Transient muscle paralysis engendered by a single injection of botulinum toxin A (BTxA) rapidly induces profound focal bone resorption within the medullary cavity of adjacent bones. While initially conceived as a model of mechanical disuse, osteoclastic resorption in this model is disproportionately severe compared with the modest gait defect that is created. Preliminary studies of bone marrow following muscle paralysis suggested acute upregulation of inflammatory cytokines, including TNF-α and IL-1. We therefore hypothesized that BTxA-induced muscle paralysis would rapidly alter the inflammatory microenvironment and the osteoclastic potential of bone marrow. We tested this hypothesis by defining the time course of inflammatory cell infiltration, osteoinflammatory cytokine expression, and alteration in osteoclastogenic potential in the tibia bone marrow following transient muscle paralysis of the calf muscles. Our findings identified inflammatory cell infiltration within 24 h of muscle paralysis. By 72 h, osteoclast fusion and pro-osteoclastic inflammatory gene expression were upregulated in tibia bone marrow. These alterations coincided with bone marrow becoming permissive to the formation of osteoclasts of greater size and greater nuclei numbers. Taken together, our data are consistent with the thesis that transient calf muscle paralysis induces acute inflammation within the marrow of the adjacent tibia and that these alterations are temporally consistent with a role in mediating muscle paralysis-induced bone resorption.

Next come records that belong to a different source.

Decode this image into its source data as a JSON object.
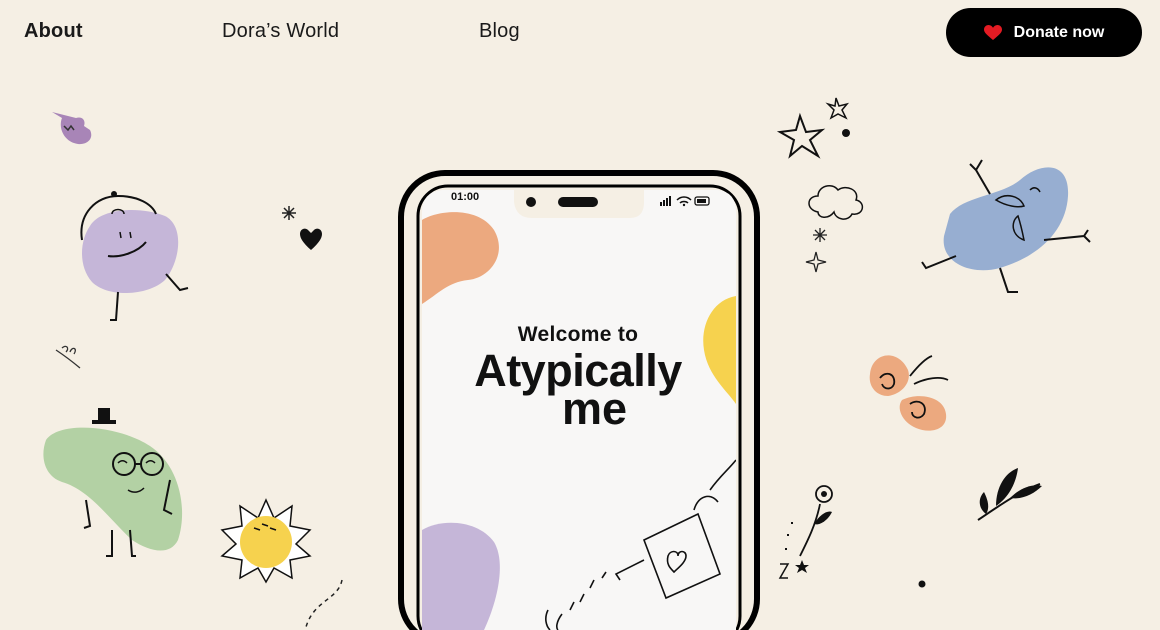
{
  "nav": {
    "about": "About",
    "world": "Dora’s World",
    "blog": "Blog",
    "donate_label": "Donate now"
  },
  "phone": {
    "status_time": "01:00",
    "welcome": "Welcome to",
    "brand_line1": "Atypically",
    "brand_line2": "me"
  },
  "colors": {
    "background": "#f5efe4",
    "button": "#000000",
    "heart": "#e41b23",
    "purple": "#c5b6d8",
    "blue": "#97aed1",
    "green": "#b3d1a4",
    "peach": "#eca97f",
    "yellow": "#f6d24e"
  },
  "icons": [
    "heart-icon",
    "signal-icon",
    "wifi-icon",
    "battery-icon"
  ]
}
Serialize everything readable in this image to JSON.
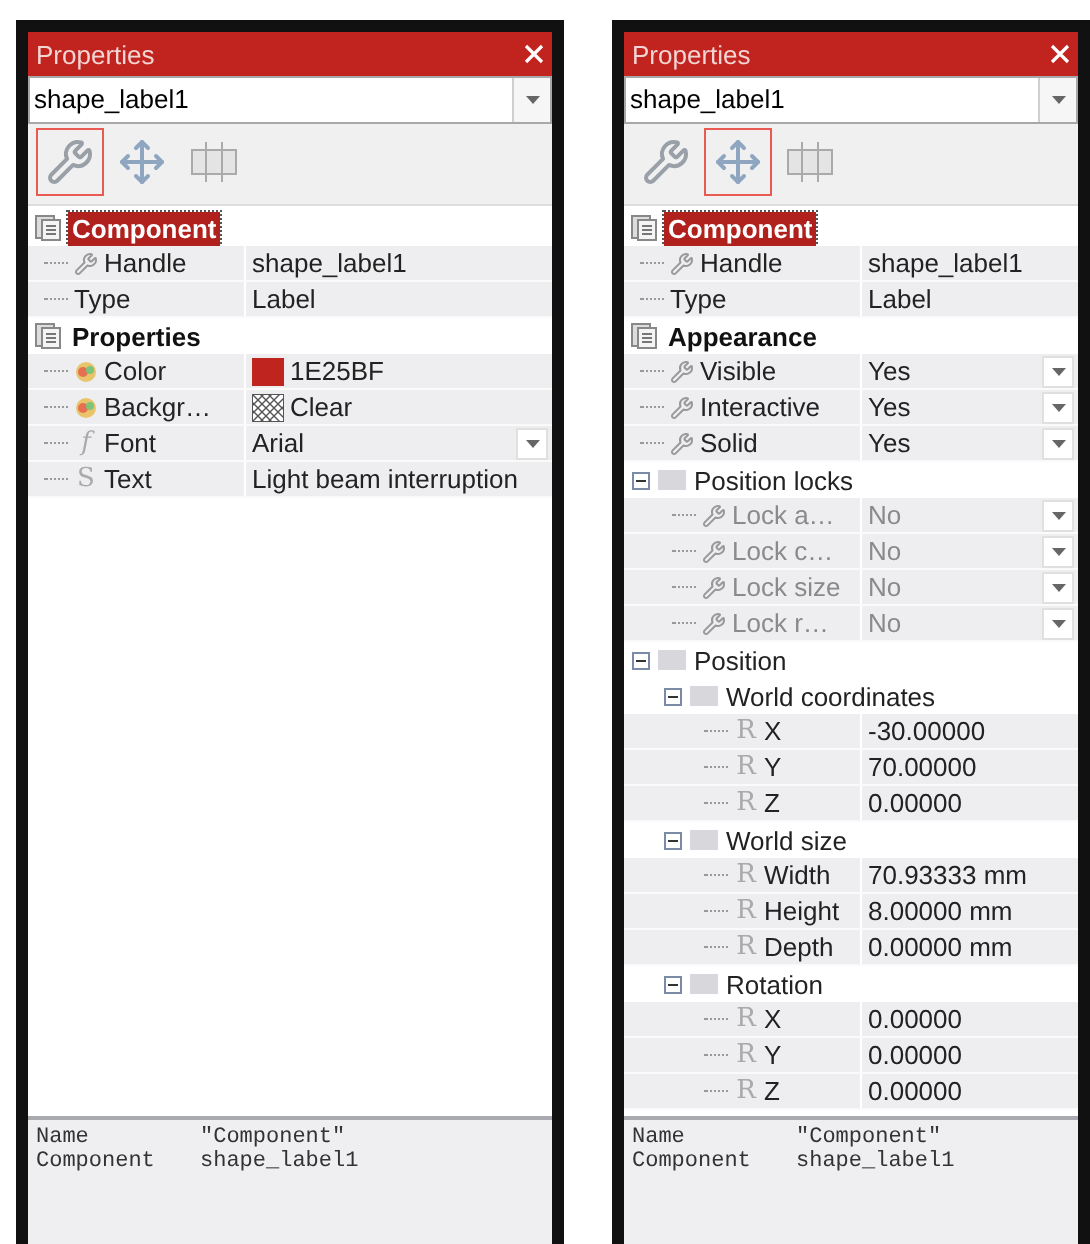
{
  "panels": [
    {
      "title": "Properties",
      "object_selector": {
        "value": "shape_label1"
      },
      "tools": [
        {
          "kind": "wrench",
          "selected": true
        },
        {
          "kind": "move",
          "selected": false
        },
        {
          "kind": "frame",
          "selected": false
        }
      ],
      "tree": [
        {
          "kind": "category",
          "label": "Component",
          "selected": true,
          "children": [
            {
              "kind": "setting",
              "label": "Handle",
              "value": "shape_label1"
            },
            {
              "kind": "plain",
              "label": "Type",
              "value": "Label"
            }
          ]
        },
        {
          "kind": "category",
          "label": "Properties",
          "selected": false,
          "children": [
            {
              "kind": "color",
              "label": "Color",
              "value": "1E25BF",
              "color": "#bf251e"
            },
            {
              "kind": "fill",
              "label": "Backgr…",
              "value": "Clear"
            },
            {
              "kind": "font",
              "glyph": "f",
              "label": "Font",
              "value": "Arial",
              "dropdown": true
            },
            {
              "kind": "text",
              "glyph": "S",
              "label": "Text",
              "value": "Light beam interruption"
            }
          ]
        }
      ],
      "info": [
        [
          "Name",
          "\"Component\""
        ],
        [
          "Component",
          "shape_label1"
        ]
      ]
    },
    {
      "title": "Properties",
      "object_selector": {
        "value": "shape_label1"
      },
      "tools": [
        {
          "kind": "wrench",
          "selected": false
        },
        {
          "kind": "move",
          "selected": true
        },
        {
          "kind": "frame",
          "selected": false
        }
      ],
      "tree": [
        {
          "kind": "category",
          "label": "Component",
          "selected": true,
          "children": [
            {
              "kind": "setting",
              "label": "Handle",
              "value": "shape_label1"
            },
            {
              "kind": "plain",
              "label": "Type",
              "value": "Label"
            }
          ]
        },
        {
          "kind": "category",
          "label": "Appearance",
          "selected": false,
          "children": [
            {
              "kind": "setting",
              "label": "Visible",
              "value": "Yes",
              "dropdown": true
            },
            {
              "kind": "setting",
              "label": "Interactive",
              "value": "Yes",
              "dropdown": true
            },
            {
              "kind": "setting",
              "label": "Solid",
              "value": "Yes",
              "dropdown": true
            },
            {
              "kind": "group",
              "label": "Position locks",
              "expanded": true,
              "children": [
                {
                  "kind": "setting",
                  "label": "Lock a…",
                  "value": "No",
                  "dropdown": true,
                  "disabled": true
                },
                {
                  "kind": "setting",
                  "label": "Lock c…",
                  "value": "No",
                  "dropdown": true,
                  "disabled": true
                },
                {
                  "kind": "setting",
                  "label": "Lock size",
                  "value": "No",
                  "dropdown": true,
                  "disabled": true
                },
                {
                  "kind": "setting",
                  "label": "Lock r…",
                  "value": "No",
                  "dropdown": true,
                  "disabled": true
                }
              ]
            },
            {
              "kind": "group",
              "label": "Position",
              "expanded": true,
              "children": [
                {
                  "kind": "group",
                  "label": "World coordinates",
                  "expanded": true,
                  "children": [
                    {
                      "kind": "number",
                      "glyph": "R",
                      "label": "X",
                      "value": "-30.00000"
                    },
                    {
                      "kind": "number",
                      "glyph": "R",
                      "label": "Y",
                      "value": "70.00000"
                    },
                    {
                      "kind": "number",
                      "glyph": "R",
                      "label": "Z",
                      "value": "0.00000"
                    }
                  ]
                },
                {
                  "kind": "group",
                  "label": "World size",
                  "expanded": true,
                  "children": [
                    {
                      "kind": "number",
                      "glyph": "R",
                      "label": "Width",
                      "value": "70.93333 mm"
                    },
                    {
                      "kind": "number",
                      "glyph": "R",
                      "label": "Height",
                      "value": "8.00000 mm"
                    },
                    {
                      "kind": "number",
                      "glyph": "R",
                      "label": "Depth",
                      "value": "0.00000 mm"
                    }
                  ]
                },
                {
                  "kind": "group",
                  "label": "Rotation",
                  "expanded": true,
                  "children": [
                    {
                      "kind": "number",
                      "glyph": "R",
                      "label": "X",
                      "value": "0.00000"
                    },
                    {
                      "kind": "number",
                      "glyph": "R",
                      "label": "Y",
                      "value": "0.00000"
                    },
                    {
                      "kind": "number",
                      "glyph": "R",
                      "label": "Z",
                      "value": "0.00000"
                    }
                  ]
                }
              ]
            }
          ]
        }
      ],
      "info": [
        [
          "Name",
          "\"Component\""
        ],
        [
          "Component",
          "shape_label1"
        ]
      ]
    }
  ]
}
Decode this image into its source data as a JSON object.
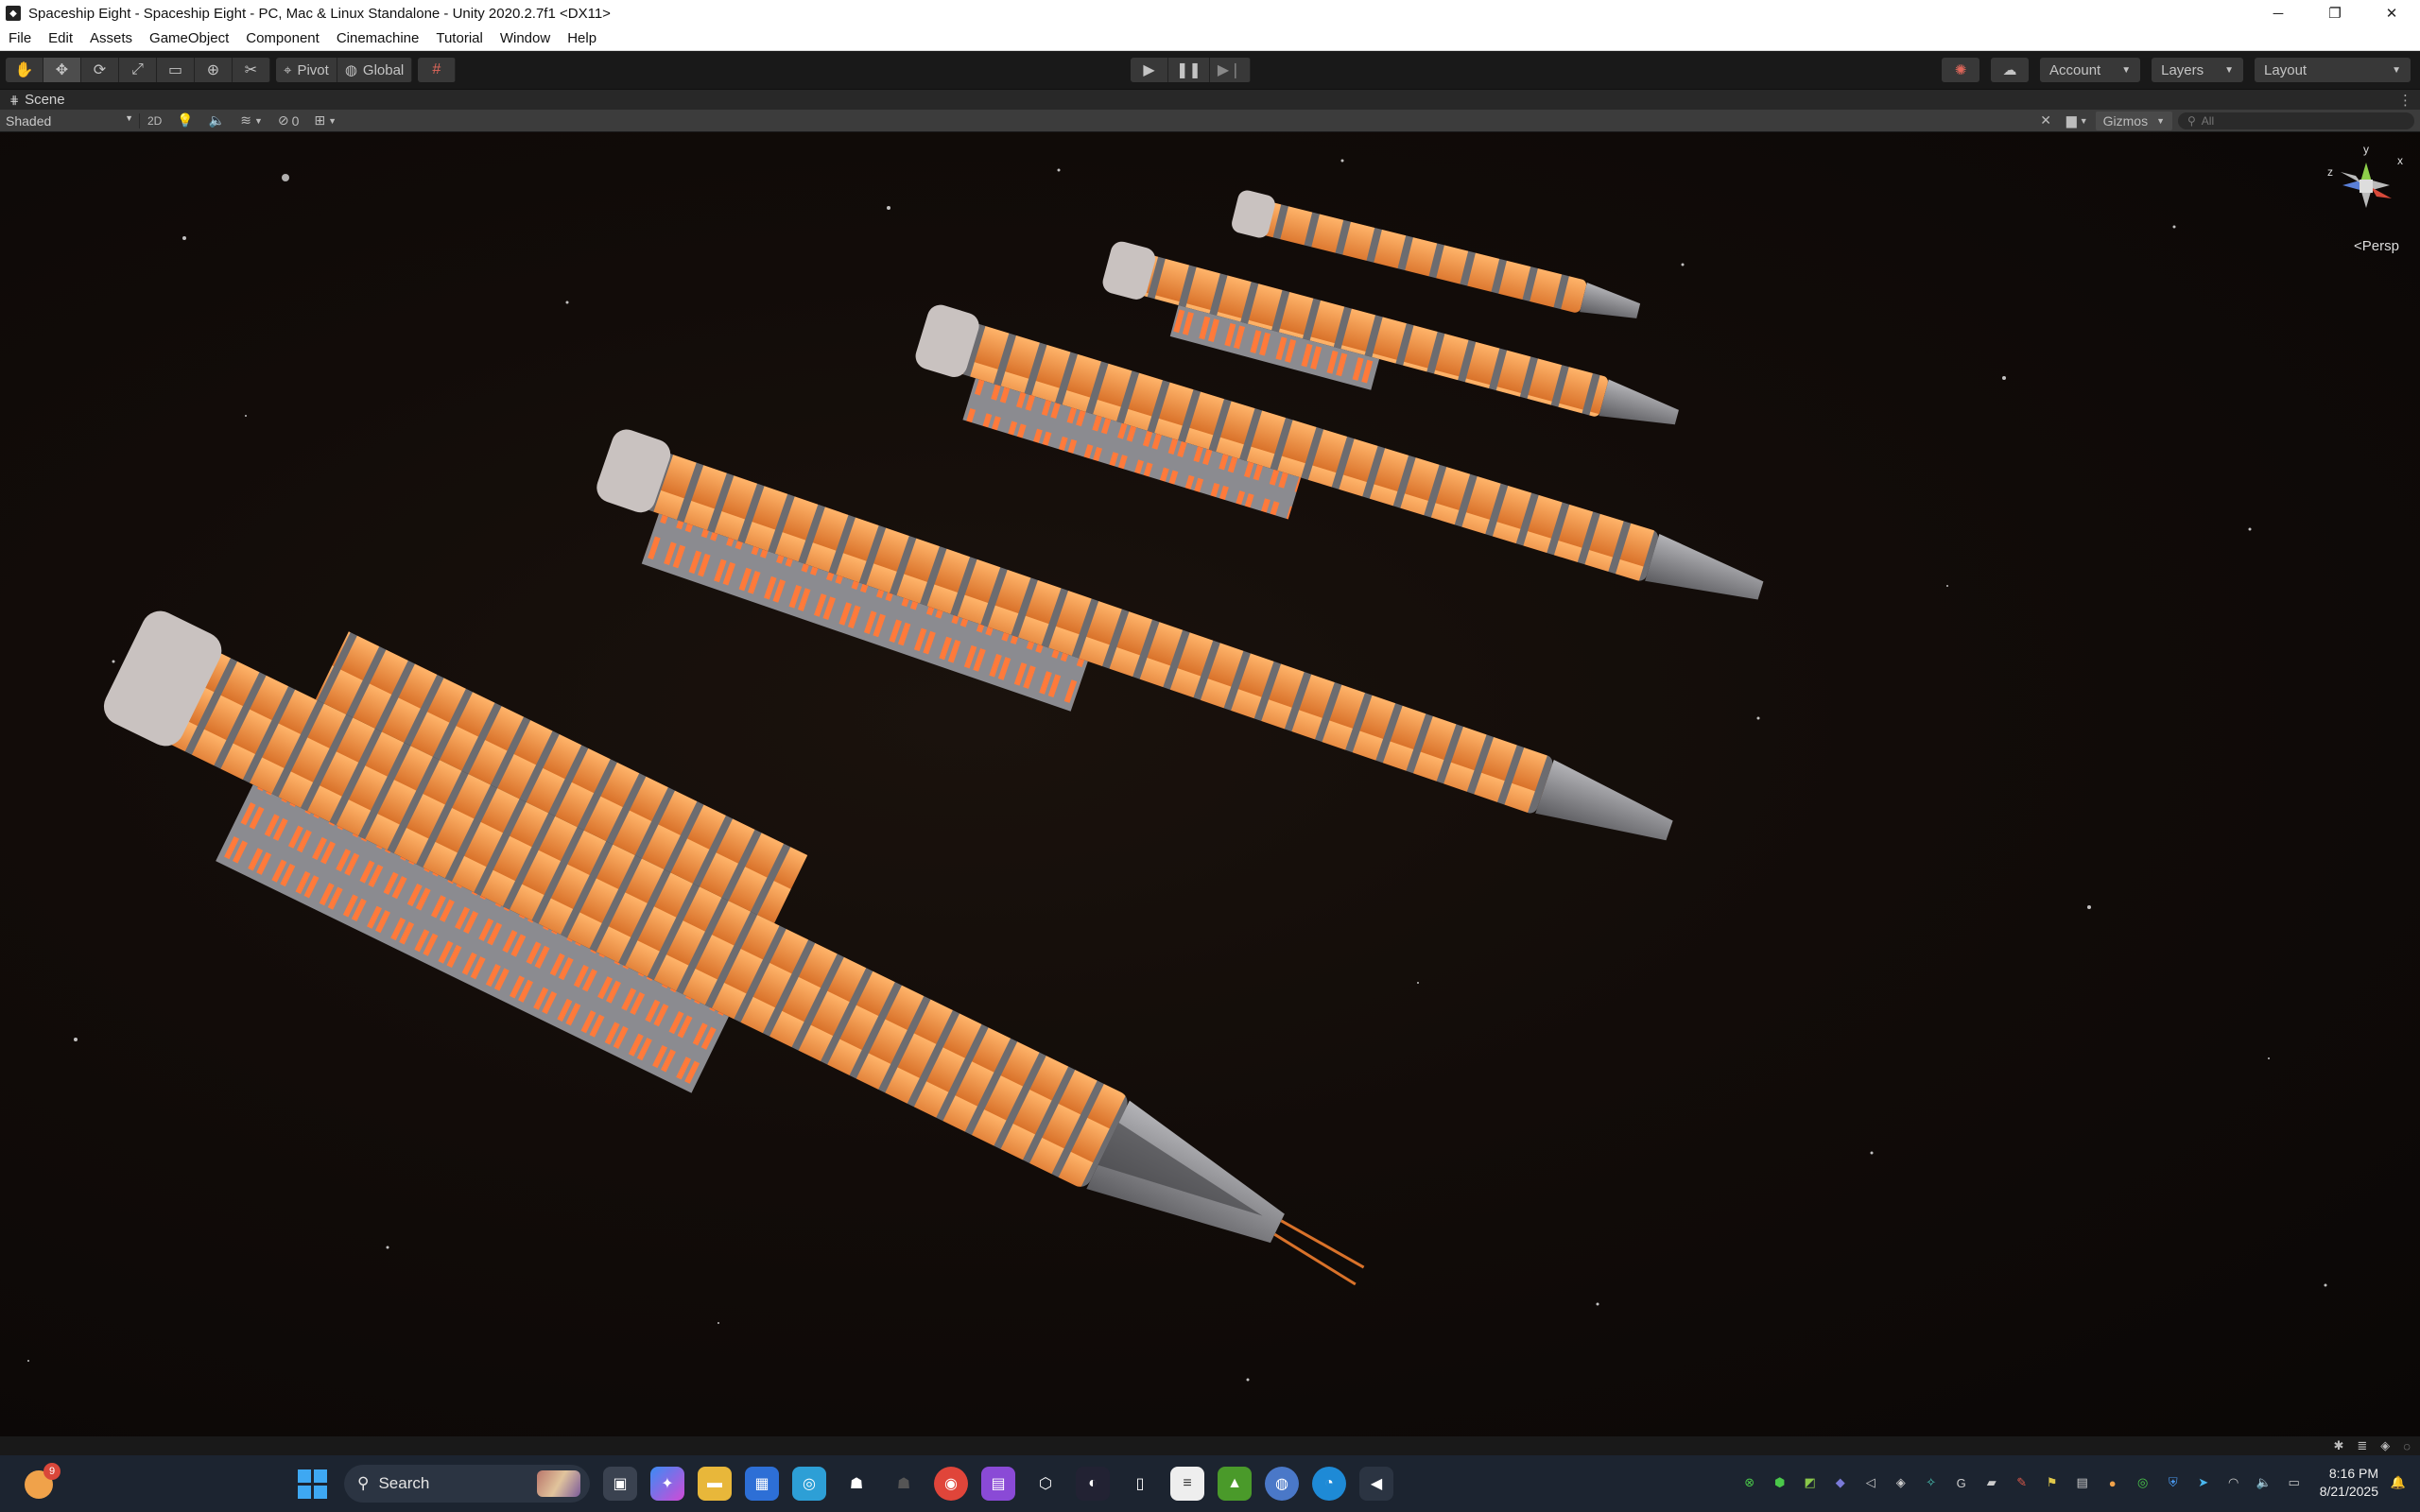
{
  "window": {
    "title": "Spaceship Eight - Spaceship Eight - PC, Mac & Linux Standalone - Unity 2020.2.7f1 <DX11>",
    "controls": {
      "minimize": "─",
      "maximize": "❐",
      "close": "✕"
    }
  },
  "menu": [
    "File",
    "Edit",
    "Assets",
    "GameObject",
    "Component",
    "Cinemachine",
    "Tutorial",
    "Window",
    "Help"
  ],
  "toolbar": {
    "tools": [
      "hand-tool",
      "move-tool",
      "rotate-tool",
      "scale-tool",
      "rect-tool",
      "transform-tool",
      "custom-tool"
    ],
    "pivot_label": "Pivot",
    "global_label": "Global",
    "account_label": "Account",
    "layers_label": "Layers",
    "layout_label": "Layout"
  },
  "scene_tab": {
    "label": "Scene"
  },
  "scene_bar": {
    "shading_mode": "Shaded",
    "mode_2d": "2D",
    "hidden_count": "0",
    "gizmos_label": "Gizmos",
    "search_placeholder": "All"
  },
  "gizmo": {
    "projection": "<Persp",
    "y": "y",
    "x": "x",
    "z": "z"
  },
  "taskbar": {
    "search_label": "Search",
    "notification_count": "9",
    "time": "8:16 PM",
    "date": "8/21/2025"
  },
  "colors": {
    "hull_glow": "#f0923c",
    "hull_metal": "#8e8e93",
    "editor_bg": "#191919",
    "start_blue": "#3ea8f2"
  }
}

单次注射A型肉毒杆菌毒素(BTxA)引起的短暂性肌肉麻痹会迅速在相邻骨骼的髓腔内诱导严重的局灶性骨吸收。虽然最初被认为是一种机械性废用模型,但与所造成的轻微步态缺陷相比,该模型中的破骨细胞吸收异常严重。肌肉麻痹后对骨髓的初步研究表明,包括TNF-α和IL-1在内的炎性细胞因子会急性上调。因此,我们假设BTxA诱导的肌肉麻痹会迅速改变炎症微环境以及骨髓的破骨细胞潜能。我们通过确定小腿肌肉短暂性麻痹后胫骨骨髓中炎性细胞浸润、骨炎性细胞因子表达以及破骨细胞生成潜能改变的时间进程来验证这一假设。我们的研究结果发现,肌肉麻痹后24小时内就出现了炎性细胞浸润。到72小时时,胫骨骨髓中的破骨细胞融合及促破骨细胞炎性基因表达上调。这些改变与骨髓变得易于形成更大尺寸和更多核数的破骨细胞同时发生。综上所述,我们的数据与以下论点一致,即短暂性小腿肌肉麻痹会在相邻胫骨的骨髓内诱发急性炎症,且这些改变在时间上与介导肌肉麻痹诱导的骨吸收作用相符。